SARS was also a soft target because its victims became contagious only after developing a fever and other symptoms. An analysis of SARS patients in Hong Kong found the amount of virus in their nose and throat remained low for the first five days after they started feeling sick, only peaking on the tenth day. When researchers looked at the actual pattern of cases, they reached a similar conclusion that people were rarely contagious in the first few days after they came down with symptoms. Typically it took almost a week or more. For public health authorities, this pattern was a blessing. It gave them ample chance to identify and isolate victims before they disseminated the virus further.

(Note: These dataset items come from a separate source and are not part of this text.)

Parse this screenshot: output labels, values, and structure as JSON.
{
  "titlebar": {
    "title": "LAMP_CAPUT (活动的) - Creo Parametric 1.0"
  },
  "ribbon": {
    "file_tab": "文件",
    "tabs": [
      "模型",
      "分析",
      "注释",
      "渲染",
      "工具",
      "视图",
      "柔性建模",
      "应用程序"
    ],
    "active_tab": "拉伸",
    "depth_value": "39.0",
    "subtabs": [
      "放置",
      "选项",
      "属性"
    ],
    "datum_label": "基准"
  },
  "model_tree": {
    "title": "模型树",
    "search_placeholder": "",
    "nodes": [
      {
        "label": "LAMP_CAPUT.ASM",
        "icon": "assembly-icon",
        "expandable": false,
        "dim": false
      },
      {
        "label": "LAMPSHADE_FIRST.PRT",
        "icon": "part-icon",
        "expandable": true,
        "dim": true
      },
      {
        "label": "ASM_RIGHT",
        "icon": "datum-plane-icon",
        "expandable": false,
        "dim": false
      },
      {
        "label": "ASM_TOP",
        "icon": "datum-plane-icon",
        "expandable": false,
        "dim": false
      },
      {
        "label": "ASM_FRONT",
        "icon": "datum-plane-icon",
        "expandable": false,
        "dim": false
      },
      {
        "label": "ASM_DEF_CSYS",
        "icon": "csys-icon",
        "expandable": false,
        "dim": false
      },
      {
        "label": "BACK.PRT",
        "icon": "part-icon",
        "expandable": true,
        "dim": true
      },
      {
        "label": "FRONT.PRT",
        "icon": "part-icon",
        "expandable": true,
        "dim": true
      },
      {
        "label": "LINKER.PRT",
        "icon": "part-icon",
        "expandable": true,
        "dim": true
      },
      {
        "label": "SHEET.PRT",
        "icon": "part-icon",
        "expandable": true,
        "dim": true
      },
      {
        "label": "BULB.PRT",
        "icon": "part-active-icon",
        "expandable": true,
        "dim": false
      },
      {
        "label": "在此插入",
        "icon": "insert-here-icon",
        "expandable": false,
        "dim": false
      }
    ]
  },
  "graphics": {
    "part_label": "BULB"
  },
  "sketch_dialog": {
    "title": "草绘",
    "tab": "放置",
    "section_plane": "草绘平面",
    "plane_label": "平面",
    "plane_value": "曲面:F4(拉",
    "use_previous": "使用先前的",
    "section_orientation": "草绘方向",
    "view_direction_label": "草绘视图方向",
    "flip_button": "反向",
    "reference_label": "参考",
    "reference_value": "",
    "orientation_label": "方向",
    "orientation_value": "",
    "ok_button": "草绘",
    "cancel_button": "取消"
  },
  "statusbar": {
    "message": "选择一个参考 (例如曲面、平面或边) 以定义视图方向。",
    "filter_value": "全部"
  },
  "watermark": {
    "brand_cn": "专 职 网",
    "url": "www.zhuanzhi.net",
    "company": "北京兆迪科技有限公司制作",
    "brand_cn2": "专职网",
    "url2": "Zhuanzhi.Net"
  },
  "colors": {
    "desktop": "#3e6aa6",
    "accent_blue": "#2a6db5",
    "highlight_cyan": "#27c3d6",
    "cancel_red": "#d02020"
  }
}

“It is difficult to escape the conclusion that the world was very lucky this time,” wrote a team of researchers from Britain and Hong Kong, adding that an anticipated flu pandemic by contrast could have a “devastating impact.”

With flu, people may be contagious even before they develop symptoms. One analysis estimated that between 30 and 50 percent of those infected with a novel flu strain would catch it from someone who wasn’t yet ostensibly sick. The true figures will depend on the specifics of the strain. But still, in a brewing flu epidemic, there may be no sure-fire way to determine who is contagious and isolate them. Even those infected might be ignorant of their fateful role in spreading the plague until it’s too late.

“Once adapted to human-to-human transmission, influenza is highly transmissible, both in the late incubation period as well as early in the disease. Therefore, its spread may not be amenable to interruption with the same public health measures used to contain SARS,” wrote Peiris and Guan in the cautious language of scholarly publication.

In person, Guan was more succinct: “From a single spark, you can burn up the world.”

* * *

I visited Guan several times in the years after SARS. When I last met him at his university office, he was agitated as usual. It was flu, not SARS, that was keeping him up late at night.